Automating LookML Code Review with lkml and GitHub Actions • ainoya.dev

In the world of data analytics, Looker has become an indispensable tool for many teams. Its core feature, LookML, allows users to define data models and manage projects efficiently through Git. This setup facilitates team development by enabling version control and collaborative work. However, as teams grow, ensuring adherence to specific LookML coding standards becomes increasingly challenging, especially during code reviews.

A particularly useful tool in this context is Spectacles, which assists in validating LookML code. Yet, there are times when teams require custom static analysis to enforce specific coding practices. This is where the lkml Python library comes into play, providing an easy way to create custom static analysis scripts.

For instance, consider a team wanting to enforce a consistent data protection policy across all LookML explore definitions by using access_filter. The lkml library enables the creation of a Python script to check this automatically.

Here’s an example script that parses LookML files, identifies explore definitions, and checks for the presence of specific access_filter settings:

# Script to parse LookML and check for issues with access_filter
# To be used in CI
import lkml
import pprint
import glob

for lkml_file_path in glob.glob('**/*.lkml', recursive=True):
    with open(lkml_file_path) as file:
        print("reading: {}".format(lkml_file_path))
        result = lkml.load(file)
        if not 'explores' in result:
            print("{} does not contain explore definitions. Skipping check for access_filter conditions.".format(lkml_file_path))
            continue
        else:
            print("{} contains explore definitions. Checking access_filter conditions.".format(lkml_file_path))

        for explore in result['explores']:
            print("Checking access_filter conditions for explore name: {}".format(explore['name']))
            try:
                access_filter = explore['access_filters'][0]
                pprint.pprint(access_filter)
                if access_filter['user_attribute'] != 'tenant_id':
                    raise Exception("Please specify user_attribute: tenant_id in access_filter conditions. There are issues with the scope of data exposure.")
            except KeyError:
                raise Exception("Please set access_filter conditions in explore. There are issues with the scope of data exposure.")
            print("ok")

This script can be integrated into a continuous integration (CI) pipeline, offering a more efficient and reliable way to ensure coding standards than manual code reviews. For teams managing their code repositories on GitHub, this script can be easily incorporated into their workflow using GitHub Actions.

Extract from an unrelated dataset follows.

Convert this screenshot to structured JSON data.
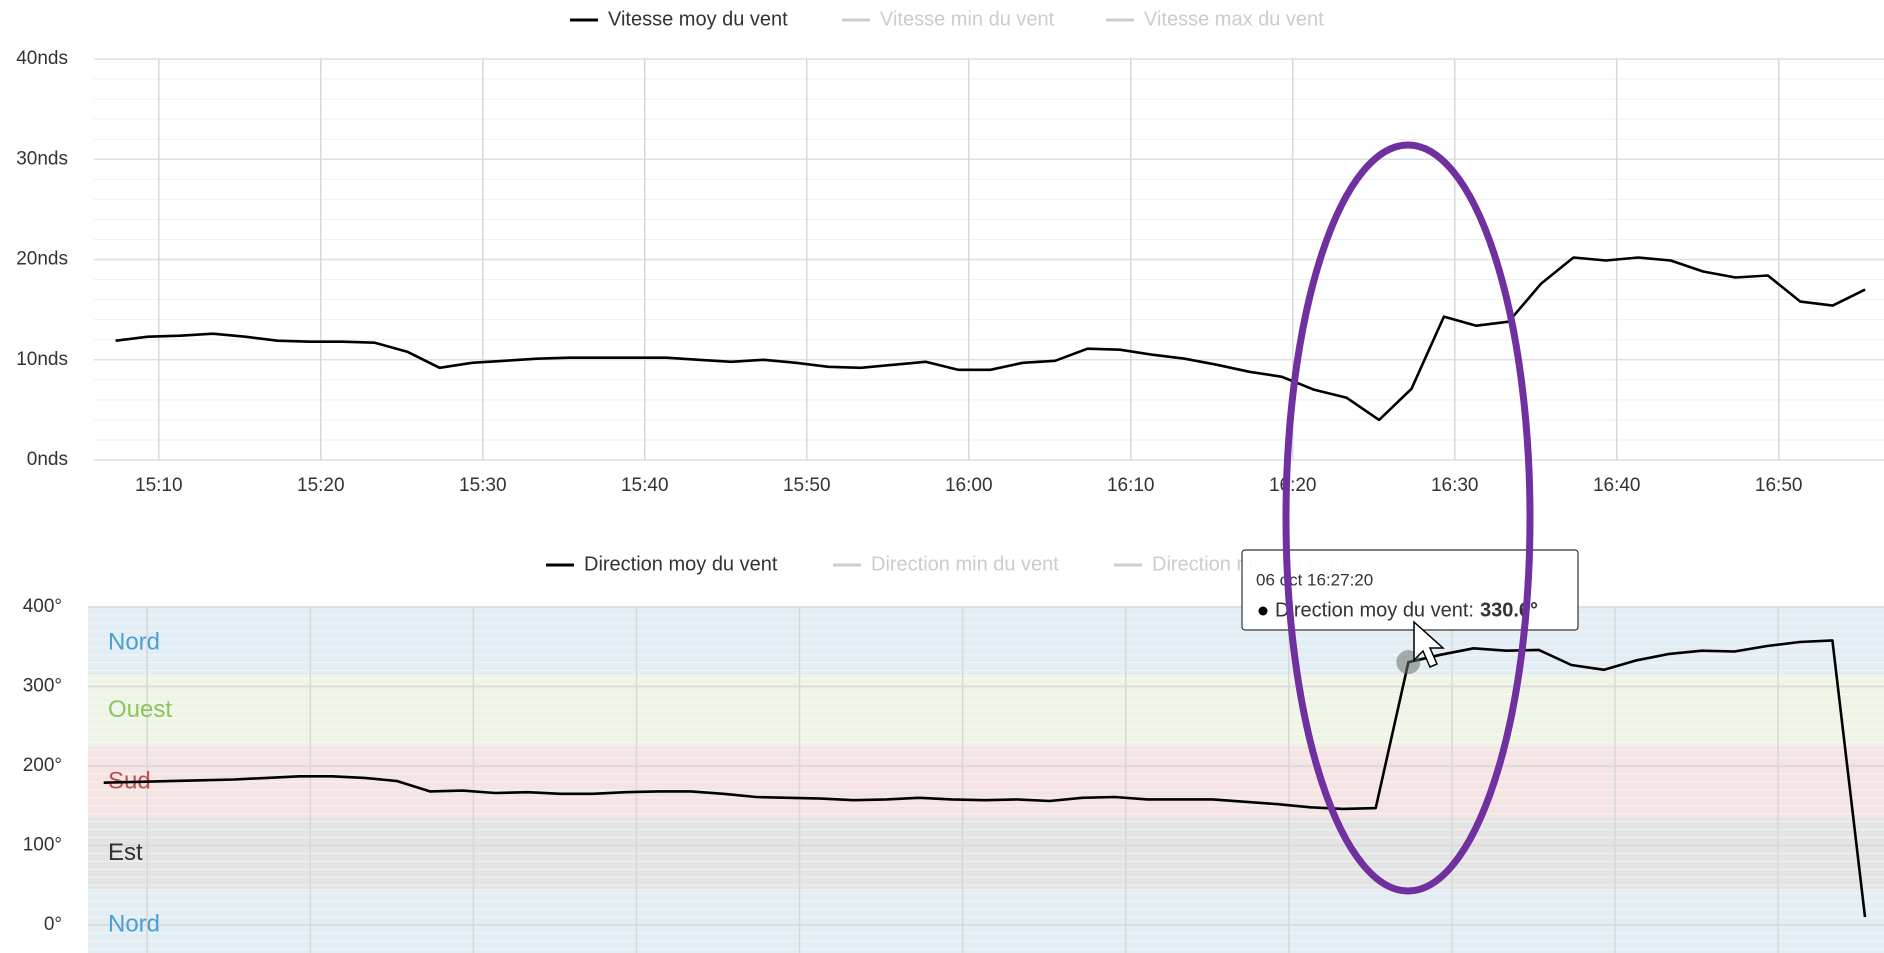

Below is a sample GitHub Actions workflow definition that automates the execution of the script upon every push to the repository:

name: lookml test

on:
  push:

jobs:
  lookml-test:
    name: lookml-test
    timeout-minutes: 10
    runs-on: ubuntu-latest
    steps:
    - uses: actions/[email protected]
    - name: Set up Python ${{ matrix.python-version }}
      uses: actions/setup-python@v4
      with:
        python-version: "3.10"
    - name: Install dependencies
      run: |
        python -m pip install --upgrade pip
        pip install lkml
    - name: Test
      run: |
        python scripts/lkml_validator/test.py

This setup not only saves time but also enhances the reliability of code reviews by automating the validation of access_filter configurations in LookML files. It’s a practical example of how tools like lkml and GitHub Actions can streamline development processes in the data analytics domain.